Allí está Jean Louis Tringtinant, actor que debutara en la gran pantalla junto a Brigitte Bardot, en “Y Dios Creo a la Mujer” (1956). Casi medio siglo de distancia separa sus premiaciones cúlmines: se consagró en Cannes por el drama político “Z” (1969) y en Berlín por la conmovedora “Amor” (2013). Dueño de una vida de película, sirvió en la Guerra de Argel. Allí está Anouk Aimeé, hija de la actriz Geneviève Sorya y considerada una de las presencias más sexys de la historia del cine. Esta candidata al Oscar por el excepcional film de Lelouch, fue compañera sentimental de Albert Finney y Marcello Mastroianni. Él tiene 90 años, y exhibe cada arruga de su intensa vida. Ella tiene 88 y es un milagro de la naturaleza. La belleza palpitante en ambos se manifiesta en cada plano. Lelouch los retrata con tanta calidez que nos hace un nudo en la garganta. Y ellos hacen lo que mejor saben, consumando la quimera de toda fantasía cinéfila. Partidos en dos por el rayo verde que los atravesó, a mitad de camino entre lo real y lo ficticio.

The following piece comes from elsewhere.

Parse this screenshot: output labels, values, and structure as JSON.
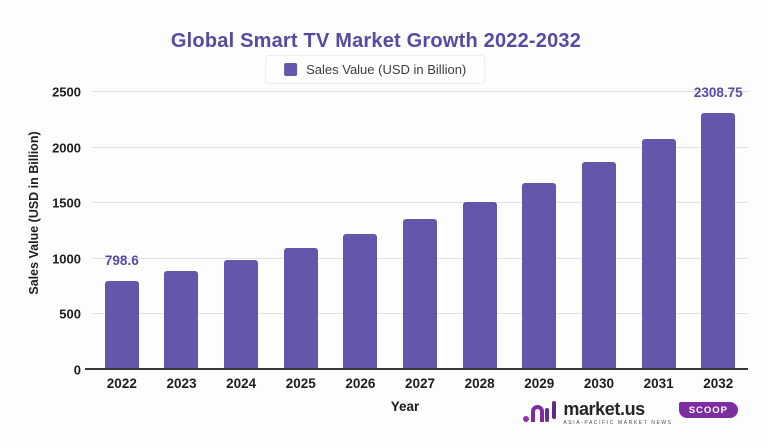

Puede que todas las historias de amor que el cine contara después de esta emblemática película, estrenada hacia 1966, le deban consecuente inspiración. Puede que todas las líneas escritas sobre su legado no alcancen para comprender la auténtica magnitud de su estreno, en medio del panorama cinematográfico mundial actual. Puede que no descifremos el total sentido. Pura metáfora para paladares exquisitos y sensibles. ¿Qué será del destino de estos amantes fuera de todo tiempo y espacio? Nada que nos preocupe más que la realidad que aguarda afuera de la sala. Suele pasarnos a quienes soñamos demasiado. Despiertos, tan a menudo…cumpliendo la promesa de regresar justo a tiempo. Como esas cosas que duran para siempre.